TEMPO.CO, Surabaya - Gubernur Jawa Timur Soekarwo menyetujui kenaikan cukai rokok menjadi 10,54 persen. Kenaikan itu rencananya mulai diberlakukan 1 Januari 2017.
Dia menilai kenaikan tersebut masih relevan. “Kalau naik 9-11 persen, setuju,” ujarnya kepada wartawan seusai upacara peringatan ulang tahun Provinsi Jawa Timur ke-71, Rabu, 12 Oktober 2016.

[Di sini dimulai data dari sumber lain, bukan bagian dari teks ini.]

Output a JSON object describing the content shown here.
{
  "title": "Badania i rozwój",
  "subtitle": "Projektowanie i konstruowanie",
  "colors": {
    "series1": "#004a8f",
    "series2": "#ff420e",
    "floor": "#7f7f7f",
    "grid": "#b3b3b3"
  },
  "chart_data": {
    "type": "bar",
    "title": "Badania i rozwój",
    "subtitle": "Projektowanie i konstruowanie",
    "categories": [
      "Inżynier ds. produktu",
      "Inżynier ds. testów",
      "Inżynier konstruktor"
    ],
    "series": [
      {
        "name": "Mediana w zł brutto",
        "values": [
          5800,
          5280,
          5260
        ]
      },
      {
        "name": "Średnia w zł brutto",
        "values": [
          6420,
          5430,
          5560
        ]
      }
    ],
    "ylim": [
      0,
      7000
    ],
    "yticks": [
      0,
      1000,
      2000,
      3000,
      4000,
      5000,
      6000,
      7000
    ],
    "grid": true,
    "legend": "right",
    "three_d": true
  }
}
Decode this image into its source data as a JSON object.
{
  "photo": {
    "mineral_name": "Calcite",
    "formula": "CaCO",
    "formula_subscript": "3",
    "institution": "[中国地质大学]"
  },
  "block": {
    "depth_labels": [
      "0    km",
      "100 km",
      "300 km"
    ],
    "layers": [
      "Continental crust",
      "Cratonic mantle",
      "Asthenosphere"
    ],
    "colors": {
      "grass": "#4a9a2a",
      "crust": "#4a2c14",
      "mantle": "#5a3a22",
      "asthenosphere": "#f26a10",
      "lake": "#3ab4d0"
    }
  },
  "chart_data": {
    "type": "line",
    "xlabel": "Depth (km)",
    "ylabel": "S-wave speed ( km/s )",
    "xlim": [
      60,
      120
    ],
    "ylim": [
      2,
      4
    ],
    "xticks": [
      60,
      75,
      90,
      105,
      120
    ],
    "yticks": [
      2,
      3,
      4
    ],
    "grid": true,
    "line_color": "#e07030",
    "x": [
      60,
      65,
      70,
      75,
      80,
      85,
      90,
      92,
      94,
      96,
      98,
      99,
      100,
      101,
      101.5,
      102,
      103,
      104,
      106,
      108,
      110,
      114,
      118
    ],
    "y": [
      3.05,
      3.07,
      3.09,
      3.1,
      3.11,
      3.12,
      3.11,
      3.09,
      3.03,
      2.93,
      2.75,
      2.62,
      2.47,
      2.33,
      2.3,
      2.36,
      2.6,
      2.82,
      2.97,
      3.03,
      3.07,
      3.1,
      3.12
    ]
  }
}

Soekarwo menjelaskan, dia telah berbicara dengan Direktur Jenderal Pajak Heru Pambudi. Kenaikan cukai rokok disetujui Soekarwo karena bertujuan menambah pemasukan anggaran negara. “Katanya Pak Dirjen Pajak perlu tambahan uang pemerintah,” tuturnya.
Meski menyetujui kenaikan cukai rokok, saat berbicara dengan Dirjen Pajak, Soekarwo terang-terangan mengatakan tidak setuju jika harga rokok dinaikkan menjadi Rp 50 ribu per bungkus, atau naik hampir 100 persen. “Saya terang-terangan bilang nolak kalau naik jadi Rp 50 ribu,” ucap Soekarwo.
Pemerintah, melalui Peraturan Menteri Keuangan Nomor 147/PMK.010/2016 tentang Perubahan Ketiga atas Peraturan Menteri Keuangan Nomor 179/PMK.011/3012 tentang Tarif Cukai Hasil Tembakau, akan menaikkan tarif cukai rokok dan harga jual eceran rokok. Tujuannya untuk meningkatkan pengendalian konsumsi barang kena cukai berupa hasil tembakau. Selain itu, berkaitan dengan potensi penerimaan pada bidang cukai hasil tembakau.
Melalui beleid tersebut, tidak hanya tarif cukai rokok yang dinaikkan, tapi juga harga jual eceran rokok di pasar. Adapun harga jual eceran per batang paling rendah sesuai tarif baru adalah Rp 655 untuk sigaret kretek mesin, Rp 585 untuk sigaret putih mesin, Rp 400 untuk sigaret kretek tangan dan sigaret putih tangan, serta Rp 655 untuk sigaret kretek tangan filter dan sigaret putih tangan filter.
Sedangkan untuk sigaret kretek mesin hasil tembakau yang diimpor adalah Rp 1.120, untuk sigaret putih mesin hasil tembakau yang diimpor Rp 1.030, sigaret kretek tangan dan sigaret putih tangan dari hasil tembakau yang diimpor adalah Rp 1.215.